Select Page

One of the keys to creating new ideas is to have frameworks, methods, workflows rather than relying on pure brainstorming or waiting for inspiration to hit. Of the many tools, apps and techniques to aid brainstorming, Gamestorming, by Dave Grey, Sunni Brown and James Macanufo has been my primary go-to resource for the past couple of years.

For new product concepting, the Heuristic Ideation Technique is a quick method for generating a range of new, potentially off-the-wall, ideas. While many of the concepts generated would never yield plausible products, it’s better to start with a broad array of ideas that might spur an idea that is both innovative and workable, than to think too narrowly and get poor ideas. In the Heuristic Ideation Technique participants use a simple matrix to compare seemingly unrelated concepts. For example, by arbitrarily combining the flavor characteristics of certain foods such as sweet and savory, with different food formats such as soup or bread, a chef might create a new category of dessert. The effectiveness of this technique is in part due to the creative sparks that are generated when we see two (or more) unconnected things next to each other and ask, “what would happen if you combined x with y.

Expanding on this idea for inventing new products, I have been very interested in compiling lists from which I can create category matrixes. For example if I was trying to create a new application for consuming personalized content in the morning, I might start with list of morning activities:

Ways to start the day
Exploring/Seeking
Light exercise
Helping others
Correspondence
Play
Practice
Reading
Eating

Then another list of broad information categories: 

Information we seek daily
News
Sports
Weather
Traffic
Inspiration
Humor
What to eat for meal

This initial pass does not have to lead to specific app ideas, but instead might lead to use-cases that will get me closer to pain-points such how to get my kids eating a healhier breakfast or how to make exercising more habitual.
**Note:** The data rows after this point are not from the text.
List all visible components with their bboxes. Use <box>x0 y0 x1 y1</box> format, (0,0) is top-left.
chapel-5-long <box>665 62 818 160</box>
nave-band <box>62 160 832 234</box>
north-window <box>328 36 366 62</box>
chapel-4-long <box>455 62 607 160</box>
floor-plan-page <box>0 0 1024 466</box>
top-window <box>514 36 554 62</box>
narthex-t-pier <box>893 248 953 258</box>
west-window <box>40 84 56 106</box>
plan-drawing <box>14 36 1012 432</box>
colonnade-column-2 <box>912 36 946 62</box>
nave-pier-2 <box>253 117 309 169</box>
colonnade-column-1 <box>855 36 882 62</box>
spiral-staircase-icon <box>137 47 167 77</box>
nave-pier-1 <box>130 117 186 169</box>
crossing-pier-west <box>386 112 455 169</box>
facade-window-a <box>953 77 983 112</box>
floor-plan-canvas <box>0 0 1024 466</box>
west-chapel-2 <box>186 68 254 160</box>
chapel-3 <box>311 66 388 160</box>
Let’s take the first couple of examples from each list and explore app ideas.

Inspiration Seeking + News:
1. A socially curated list of inspirational news, delivered every day at 9am
2. A list of 3 daily inspiration quotes that are up voted and shared across timezones.
3. Stories of success in an individual’s chosen/aspirational profession in an interview format. (How to make it as a chef, designer, teacher, etc.)
4. An app that strips away the bad/scary news from the hometown newspaper in order to protect children from information they shouldn’t see.
5. An alarm clock app that plays customized/curated inspirational stories but cuts out at the critical moment of the story until it detects the person is walking around and awake.

Light exercise + Sports
1. Workout regimen based on your teams’ performance.
2. Exercise program designed by your favorite athlete.
3. Exercises based on motions of your favorite sport.
4. Wake up/workout routine based on fantasy sports team.
5. Social network competition for completing x-number of exercises in the am.

So, I’ve come up with 10 app ideas on my own in about 2 minutes,  just by combining two sets of variables. Granted, these are pretty simple and not particularly inspired concepts, but if taken further and with a little more time and refinement,  there is the kernel of an interesting idea or two (particularly the alarm clock idea).  So often we’re put in brainstorm sessions without materials that could support new thinking. Making or utilizing pre-made lists of attributes is a great catalyst for divergent thinking.